Examples that require external consultation with the relevant Adult Social Care department, and could lead to a safeguarding concern needing to be submitted, include:

  • Longstanding rigid and inflexible routines that are not always in the person’s best interests but can be addressed by support.
  • Recurrent poor care or practice which is not person-centred, lacks management oversight and is not being reported to commissioners
  • Unsafe and unhygienic living environments that could have had an impact on the person or have caused minor injury but requiring no external medical intervention or consultation.
  • Denying adult at risk access to professional support and services such as advocacy.
  • Complaints raised with the provider in relation to services, but no action taken (e.g., whistleblowing).

Reportable concerns

Serious incidents need to be formally raised as a safeguarding concern with the local authority Adult Social Care department. Consideration should also be given as to whether the police or other emergency services need to be contacted. Professional curiosity is important and a Think Family approach if children or other adults may be impacted.

In these cases, it is important that you consider additional actions to contacting the local authority.
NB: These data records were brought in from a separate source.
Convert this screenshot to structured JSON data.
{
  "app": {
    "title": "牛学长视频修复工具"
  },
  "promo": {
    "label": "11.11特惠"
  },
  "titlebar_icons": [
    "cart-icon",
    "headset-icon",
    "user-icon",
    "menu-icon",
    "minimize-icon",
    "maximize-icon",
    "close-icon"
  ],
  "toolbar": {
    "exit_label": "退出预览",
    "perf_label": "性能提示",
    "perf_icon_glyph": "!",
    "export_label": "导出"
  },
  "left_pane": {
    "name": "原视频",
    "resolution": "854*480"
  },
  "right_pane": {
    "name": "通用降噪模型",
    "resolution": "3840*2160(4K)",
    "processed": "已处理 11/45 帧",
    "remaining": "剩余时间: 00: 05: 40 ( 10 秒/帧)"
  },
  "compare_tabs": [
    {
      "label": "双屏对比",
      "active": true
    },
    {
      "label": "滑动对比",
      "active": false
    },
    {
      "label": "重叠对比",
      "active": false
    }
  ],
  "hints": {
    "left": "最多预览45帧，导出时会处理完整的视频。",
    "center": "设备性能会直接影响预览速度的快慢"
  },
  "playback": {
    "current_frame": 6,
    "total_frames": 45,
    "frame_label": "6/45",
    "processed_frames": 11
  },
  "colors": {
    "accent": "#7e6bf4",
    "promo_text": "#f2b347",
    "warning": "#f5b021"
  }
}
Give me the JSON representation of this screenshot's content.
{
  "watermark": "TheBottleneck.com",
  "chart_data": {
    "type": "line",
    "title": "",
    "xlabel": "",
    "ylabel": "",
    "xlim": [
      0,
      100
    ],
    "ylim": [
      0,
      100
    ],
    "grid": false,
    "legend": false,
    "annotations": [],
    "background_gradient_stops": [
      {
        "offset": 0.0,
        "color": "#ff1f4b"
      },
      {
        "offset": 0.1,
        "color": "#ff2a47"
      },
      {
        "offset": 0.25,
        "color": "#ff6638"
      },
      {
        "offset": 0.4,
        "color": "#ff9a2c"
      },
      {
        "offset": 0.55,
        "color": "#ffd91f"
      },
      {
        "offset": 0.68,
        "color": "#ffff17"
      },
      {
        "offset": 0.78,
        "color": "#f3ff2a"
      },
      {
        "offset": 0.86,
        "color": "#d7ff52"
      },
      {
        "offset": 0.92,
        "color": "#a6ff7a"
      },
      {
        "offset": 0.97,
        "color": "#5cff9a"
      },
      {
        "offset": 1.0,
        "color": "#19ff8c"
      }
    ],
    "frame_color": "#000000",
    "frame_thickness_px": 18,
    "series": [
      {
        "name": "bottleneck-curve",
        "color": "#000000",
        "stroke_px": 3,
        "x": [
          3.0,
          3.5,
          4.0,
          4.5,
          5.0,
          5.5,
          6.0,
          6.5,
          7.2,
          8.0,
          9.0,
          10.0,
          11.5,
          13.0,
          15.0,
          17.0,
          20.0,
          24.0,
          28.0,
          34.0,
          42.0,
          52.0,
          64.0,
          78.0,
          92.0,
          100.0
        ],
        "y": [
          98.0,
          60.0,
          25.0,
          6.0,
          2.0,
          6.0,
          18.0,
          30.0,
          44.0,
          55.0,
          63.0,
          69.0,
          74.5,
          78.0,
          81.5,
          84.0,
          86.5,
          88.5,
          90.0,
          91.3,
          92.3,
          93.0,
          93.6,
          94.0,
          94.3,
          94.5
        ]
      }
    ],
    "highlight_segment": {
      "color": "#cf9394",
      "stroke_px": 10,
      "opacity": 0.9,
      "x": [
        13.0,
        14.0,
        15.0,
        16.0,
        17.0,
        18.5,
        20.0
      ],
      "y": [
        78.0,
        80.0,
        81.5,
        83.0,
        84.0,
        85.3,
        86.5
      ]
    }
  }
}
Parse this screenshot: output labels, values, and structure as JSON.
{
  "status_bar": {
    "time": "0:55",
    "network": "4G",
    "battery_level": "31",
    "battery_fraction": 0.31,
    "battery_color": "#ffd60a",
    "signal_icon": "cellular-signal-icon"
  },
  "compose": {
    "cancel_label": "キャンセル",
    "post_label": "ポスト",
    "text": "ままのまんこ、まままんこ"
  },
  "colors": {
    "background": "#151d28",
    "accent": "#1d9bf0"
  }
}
These include:

  • RAISE SAFEGUARDING CONCERN
  • If there is an indication a criminal act has occurred, the police must be consulted.
  • Immediate safety plans must be implemented.
  • Follow managing allegations process and consideration of PiPOT/LADO.

Examples of reportable concerns include:

  • Staff misusing their position of power within a service.
  • Failure to refer disclosure of abuse or improve poor care practices.
  • Single or repeated incident of low staffing resulting in injury, or death to one or more adults.
  • Widespread, consistent ill treatment, e.g., unsafe manual handling.
  • Punitive responses to managing challenging behaviours, e.g., misuse of medication, inappropriate restraint.
  • Longstanding rigid and/or inflexible routines that undermine dignity and privacy.